Home Coming: Ramblings of a Returnee

Dawn in Durban

I am a recent returnee. My American husband and I bought a flat in Essenwood, Durban, during the COVID-19 pandemic. I am relishing living in my hometown after thirty plus years living in the United States. I have spent these years travelling between the two places conducting research and visiting my family in Durban. Finally, I have a truly bi-continental life. Now I call both Los Angeles, California, and Durban, South Africa, home. I am the perpetual insider-outsider who sees tremendous change since apartheid, yet much that remains the same.
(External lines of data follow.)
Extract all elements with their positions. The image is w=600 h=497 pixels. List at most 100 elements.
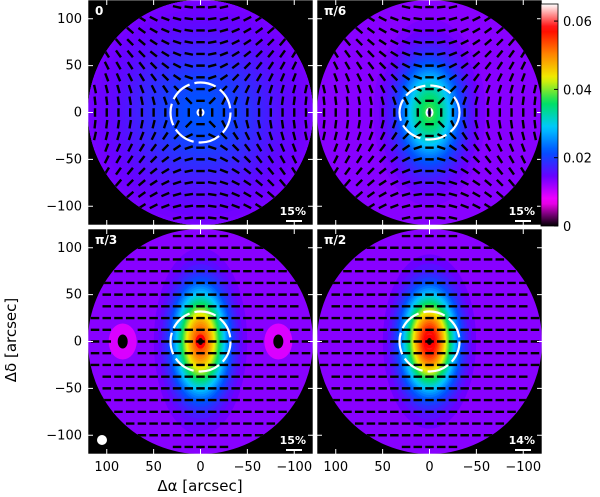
polarization-vector xyxy=(345,96,350,106)
polarization-vector xyxy=(174,96,181,106)
polarization-vector xyxy=(116,84,121,94)
polarization-vector xyxy=(161,143,170,152)
polarization-vector xyxy=(485,84,491,94)
polarization-vector xyxy=(343,178,352,187)
polarization-vector xyxy=(367,155,375,164)
polarization-vector xyxy=(231,167,240,175)
polarization-vector xyxy=(378,38,387,46)
polarization-vector xyxy=(484,179,493,187)
polarization-vector xyxy=(268,131,274,141)
x-axis-label: Δα [arcsec] xyxy=(157,477,242,495)
polarization-vector xyxy=(208,120,217,129)
polarization-vector xyxy=(357,96,362,106)
polarization-vector xyxy=(368,131,374,141)
polarization-vector xyxy=(172,16,182,21)
polarization-vector xyxy=(389,203,399,209)
polarization-vector xyxy=(150,131,157,141)
polarization-vector xyxy=(232,131,240,141)
polarization-vector xyxy=(207,169,217,174)
polarization-vector xyxy=(126,49,134,58)
polarization-vector xyxy=(149,61,158,70)
polarization-vector xyxy=(138,61,146,70)
polarization-vector xyxy=(474,96,479,106)
panel-1: 0 15% xyxy=(88,0,313,225)
polarization-vector xyxy=(231,155,240,163)
scale-label: 14% xyxy=(509,434,535,447)
polarization-vector xyxy=(172,28,182,33)
polarization-vector xyxy=(401,16,411,21)
polarization-vector xyxy=(184,132,194,139)
polarization-vector xyxy=(379,131,386,141)
polarization-vector xyxy=(207,63,217,68)
x-tick-label: 100 xyxy=(323,460,348,475)
polarization-vector xyxy=(413,120,422,129)
polarization-vector xyxy=(460,179,469,186)
y-axis-label: Δδ [arcsec] xyxy=(2,298,20,382)
polarization-vector xyxy=(126,167,134,176)
polarization-vector xyxy=(462,96,468,106)
polarization-vector xyxy=(345,84,350,94)
polarization-vector xyxy=(115,155,122,164)
polarization-vector xyxy=(333,84,338,94)
polarization-vector xyxy=(496,61,504,70)
polarization-vector xyxy=(448,204,458,209)
polarization-vector xyxy=(231,39,240,46)
panel-4: π/2 14% xyxy=(317,229,542,454)
polarization-vector xyxy=(184,145,194,151)
polarization-vector xyxy=(390,155,399,163)
polarization-vector xyxy=(161,131,169,141)
polarization-vector xyxy=(343,38,352,47)
polarization-vector xyxy=(220,96,227,106)
polarization-vector xyxy=(219,215,229,221)
polarization-vector xyxy=(413,63,423,68)
scale-label: 15% xyxy=(509,205,535,218)
polarization-vector xyxy=(207,145,217,151)
x-tick-label: 0 xyxy=(196,460,204,475)
polarization-vector xyxy=(279,143,286,153)
polarization-vector xyxy=(355,155,363,164)
polarization-vector xyxy=(533,119,537,129)
polarization-vector xyxy=(128,96,133,106)
polarization-vector xyxy=(161,62,170,70)
polarization-vector xyxy=(255,155,263,164)
x-tick-label: 0 xyxy=(425,460,433,475)
polarization-vector xyxy=(496,167,504,176)
polarization-vector xyxy=(150,73,158,82)
polarization-vector xyxy=(160,203,170,209)
polarization-vector xyxy=(279,61,286,70)
polarization-vector xyxy=(220,132,228,140)
polarization-vector xyxy=(244,131,251,141)
polarization-vector xyxy=(322,96,326,106)
polarization-vector xyxy=(367,73,375,82)
polarization-vector xyxy=(219,73,229,81)
colorbar: 0 0.02 0.04 0.06 xyxy=(540,3,592,235)
polarization-vector xyxy=(495,38,504,47)
polarization-vector xyxy=(355,49,363,58)
polarization-vector xyxy=(231,179,240,186)
colorbar-tick-label: 0 xyxy=(563,220,571,235)
polarization-vector xyxy=(256,84,262,94)
polarization-vector xyxy=(448,73,458,81)
polarization-vector xyxy=(367,61,375,70)
polarization-vector xyxy=(127,131,133,141)
polarization-vectors xyxy=(319,234,540,449)
polarization-vector xyxy=(137,38,146,46)
polarization-vector xyxy=(484,143,492,152)
polarization-vector xyxy=(266,178,275,187)
polarization-vector xyxy=(322,119,326,129)
polarization-vector xyxy=(126,155,134,164)
polarization-vector xyxy=(460,27,470,34)
polarization-vector xyxy=(521,96,525,106)
panel-label: π/6 xyxy=(324,4,346,18)
polarization-vector xyxy=(390,143,399,152)
polarization-vector xyxy=(448,51,458,57)
polarization-vector xyxy=(390,179,399,186)
polarization-vector xyxy=(257,119,262,129)
polarization-vector xyxy=(304,96,308,106)
polarization-vector xyxy=(344,61,351,70)
polarization-vector xyxy=(485,131,491,141)
polarization-vector xyxy=(161,39,170,46)
polarization-vector xyxy=(334,119,338,129)
polarization-vector xyxy=(232,84,240,94)
polarization-vector xyxy=(279,49,286,59)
My days in Durban begin with a cup of tea on my balcony overlooking the ocean. The sea and sky are ever changing. Some mornings are bright and clear, the sea sparkling and the waves breathing, the sky blue and orange. Other mornings the slate grey sea and sky blend into one another, barely distinguishable. Every morning there are ships at outer anchorage. I feel the presence of my late grandmother as I drink in this view of Durban.

Birdsong awoke me and now, on my balcony, I watch as pairs of doves sit sunning themselves on the peaks of the clay tiled roofs of the old Durban homes. Sparrows twitter and flutter from eaves into nearby trees. Mousebirds settle on the umbrella bush next to my balcony. A pair of hadedahs sit on a roof peak nuzzling and grooming one another in the early morning sun.

The jarring sound of a pinging electric fence disrupts my reverie. In the apartheid era, there were no high walls and electric fences. Whites lived in a false peace whilst black communities endured constant invasions and fear of arrest. Now people of all racial, ethnic, and religious identity live side by side eating at restaurants together and shopping in the same stores. But there is a distinct unease beneath the veneer of integration.

A raucous ha-ha-ha-de-dah intrudes my thoughts as the ibis take flight. I take my tea tray into the kitchen and head out for my morning walk.